State Capitol News
3:11 pm
Tue May 11, 2010

Brewer Says She Will Not Support Broad Based Tax Cuts for Business

Phoenix, AZ – Brewer is out rounding up support for Proposition 100 which would
hike the state sales tax by a penny for three years, raising an
estimated $1 billion a year. But House Speaker Kirk Adams and
some Republican lawmakers want a package of income and property
tax cuts for business they say is needed to stimulate the
economy. That bill with its $950 million a year price tag failed
in the Senate. But Brewer noted that Adams has vowed a new effort
next session.

(The Legislature is the Legislature. They could do what they
wish. But they surely are accountable to the people that elect
them.)

Brewer dodged questions about whether she will veto such a bill
if it reaches her desk.

(I think everybody knows where Jan Brewer stands. I stand yes on
Proposition 100, a temporary sales tax for three years.)

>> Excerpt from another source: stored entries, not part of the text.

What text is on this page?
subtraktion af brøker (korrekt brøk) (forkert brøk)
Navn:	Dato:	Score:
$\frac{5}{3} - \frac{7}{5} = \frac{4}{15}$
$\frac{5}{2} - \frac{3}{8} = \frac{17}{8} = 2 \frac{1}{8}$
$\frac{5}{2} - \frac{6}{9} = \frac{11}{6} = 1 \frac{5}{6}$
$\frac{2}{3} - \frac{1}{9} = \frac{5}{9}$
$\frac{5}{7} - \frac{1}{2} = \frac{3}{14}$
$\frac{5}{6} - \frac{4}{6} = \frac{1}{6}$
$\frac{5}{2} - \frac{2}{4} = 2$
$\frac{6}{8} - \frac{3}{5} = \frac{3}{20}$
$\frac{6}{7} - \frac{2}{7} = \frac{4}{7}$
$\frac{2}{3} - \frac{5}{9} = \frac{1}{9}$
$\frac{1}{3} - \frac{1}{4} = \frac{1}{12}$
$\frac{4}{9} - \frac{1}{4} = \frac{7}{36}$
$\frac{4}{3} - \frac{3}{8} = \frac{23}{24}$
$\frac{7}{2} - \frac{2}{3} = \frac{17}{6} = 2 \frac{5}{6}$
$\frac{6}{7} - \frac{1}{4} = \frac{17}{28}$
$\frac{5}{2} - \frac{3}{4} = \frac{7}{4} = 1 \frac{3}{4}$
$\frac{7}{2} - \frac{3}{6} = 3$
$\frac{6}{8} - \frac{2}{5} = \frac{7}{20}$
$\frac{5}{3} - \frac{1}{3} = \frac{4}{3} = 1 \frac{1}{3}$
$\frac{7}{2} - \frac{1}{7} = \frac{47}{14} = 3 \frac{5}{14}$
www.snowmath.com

It was only after the press conference was over that Brewer, away
from the microphones, made a clearer statement. She said -- quote
-- there is no way that we're going to go out and ask the people
of the state of Arizona to vote for a temporary tax and come back
and do business tax cuts. Proposition 100 also picked up what
could be an important endorsement. Earlier this year Democrat
Terry Goddard said he couldn't support asking voters to hike
taxes on virtually every product they buy when the tax code is
full of exemptions for things like hair care and even dog
grooming. Goddard said he still questions those loopholes.

(I think the better approach would have been to put all the
loopholes on the table and decide how to bridge the budget gap by
closing loopholes rather than imposing a new tax.)

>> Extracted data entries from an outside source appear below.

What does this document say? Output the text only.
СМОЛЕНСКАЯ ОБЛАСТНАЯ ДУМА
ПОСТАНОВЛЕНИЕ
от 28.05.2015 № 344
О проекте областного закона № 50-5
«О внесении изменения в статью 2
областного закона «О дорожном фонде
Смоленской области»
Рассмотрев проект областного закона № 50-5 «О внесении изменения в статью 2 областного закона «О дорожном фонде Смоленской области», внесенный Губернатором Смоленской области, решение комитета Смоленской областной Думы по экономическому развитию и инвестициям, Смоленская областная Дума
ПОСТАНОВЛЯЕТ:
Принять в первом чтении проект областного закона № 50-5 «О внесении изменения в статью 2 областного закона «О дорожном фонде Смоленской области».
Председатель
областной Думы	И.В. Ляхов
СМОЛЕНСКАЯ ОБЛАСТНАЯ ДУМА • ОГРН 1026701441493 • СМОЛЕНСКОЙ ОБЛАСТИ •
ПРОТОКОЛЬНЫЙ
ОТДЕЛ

But Goddard said that given the condition of the state's
finances, this is the only choice -- and only chance -- voters
have to save public education which will take a $428 million hit
if the measure fails.

(I deplore the process. But at this moment I don't know what
other choices the voters have. It's a very bad situation. I think
it needs to be remedied with more substantive tax reform in the
future. But right now if it's unsuccessful I know it puts
education into a world of hurt and the damage will be very, very
longlasting.)

Goddard's conversion leaves Brewer's three Republican primary
foes as the only gubernatorial hopefuls against the levy. For
Arizona Public Radio this is Howard Fischer.